Spacecraft properties
- Manufacturer: OHB Czechspace
- Launch mass: 180 kg (estimated)

Start of mission
- Launch date: 2030 (planned)

= SOVA-S =

European atmospheric science satellite

SOVA-S (Satellite Observation of Waves in the Atmosphere – Scout) is a future European atmospheric science satellite under development by the European Space Agency's FutureEO programme for Earth observation. Its objective is to study atmospheric gravity waves at an altitude between 80 and 120 km in order to improve climate and space weather modelling. To do this, the satellite will measure airglow using two shortwave infrared imagers.

== Background ==
The mission's primary contractor is the Czech company OHB Czechspace and major subcontractors are the German companies Berlin Space Technologies and OHB System. The mission's science team is led by the German Aerospace Center (DLR).

== History ==
The mission was originally proposed by OHB Czechspace as "SOVA" in 2023 for the "Czech Ambitious Missions" cooperation between ESA and Czechia. It was not selected (the selected missions were AMBIC and QUVIK), but the committee recommended it as a backup.

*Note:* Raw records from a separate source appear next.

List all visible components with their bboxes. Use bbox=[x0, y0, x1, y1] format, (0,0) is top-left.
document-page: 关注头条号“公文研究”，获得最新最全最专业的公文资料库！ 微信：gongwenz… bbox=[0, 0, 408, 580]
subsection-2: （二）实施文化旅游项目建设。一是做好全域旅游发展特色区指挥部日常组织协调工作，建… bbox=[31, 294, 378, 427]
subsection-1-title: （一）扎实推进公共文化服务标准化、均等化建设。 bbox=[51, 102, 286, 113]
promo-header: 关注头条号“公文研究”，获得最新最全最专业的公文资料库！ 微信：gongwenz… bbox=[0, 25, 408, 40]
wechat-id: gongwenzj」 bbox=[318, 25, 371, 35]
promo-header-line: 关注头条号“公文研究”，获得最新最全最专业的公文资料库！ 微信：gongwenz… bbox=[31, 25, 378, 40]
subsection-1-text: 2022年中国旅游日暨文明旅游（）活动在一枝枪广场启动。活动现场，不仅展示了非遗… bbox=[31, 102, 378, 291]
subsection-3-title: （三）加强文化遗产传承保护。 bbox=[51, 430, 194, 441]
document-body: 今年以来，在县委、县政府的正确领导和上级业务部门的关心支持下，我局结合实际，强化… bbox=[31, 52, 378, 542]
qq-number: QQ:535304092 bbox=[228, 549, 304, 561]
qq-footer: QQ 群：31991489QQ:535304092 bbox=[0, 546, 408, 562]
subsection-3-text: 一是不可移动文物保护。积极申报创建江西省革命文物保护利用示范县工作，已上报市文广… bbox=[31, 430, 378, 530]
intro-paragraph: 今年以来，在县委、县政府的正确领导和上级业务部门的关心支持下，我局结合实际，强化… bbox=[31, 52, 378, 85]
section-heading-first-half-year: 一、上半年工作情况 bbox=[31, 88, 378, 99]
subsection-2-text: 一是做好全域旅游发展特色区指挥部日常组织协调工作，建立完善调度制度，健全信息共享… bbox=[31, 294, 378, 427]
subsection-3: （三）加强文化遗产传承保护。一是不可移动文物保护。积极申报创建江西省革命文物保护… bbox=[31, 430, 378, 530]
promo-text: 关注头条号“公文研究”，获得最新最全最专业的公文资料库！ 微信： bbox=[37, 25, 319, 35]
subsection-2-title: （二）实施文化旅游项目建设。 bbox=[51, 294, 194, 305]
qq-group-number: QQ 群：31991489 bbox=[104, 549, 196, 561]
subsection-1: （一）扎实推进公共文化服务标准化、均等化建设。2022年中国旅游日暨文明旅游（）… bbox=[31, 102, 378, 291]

In June 2025, SOVA-S was selected by ESA alongside three other missions out of nine Scout mission proposals for further study. SOVA-S was selected for implementation, together with another proposal named Hibidis, in May 2026. The signing of the mission's development contract is expected by the end of 2026, mission implementation phase is expected to start in January 2027 and the satellite is expected to launch in 2030.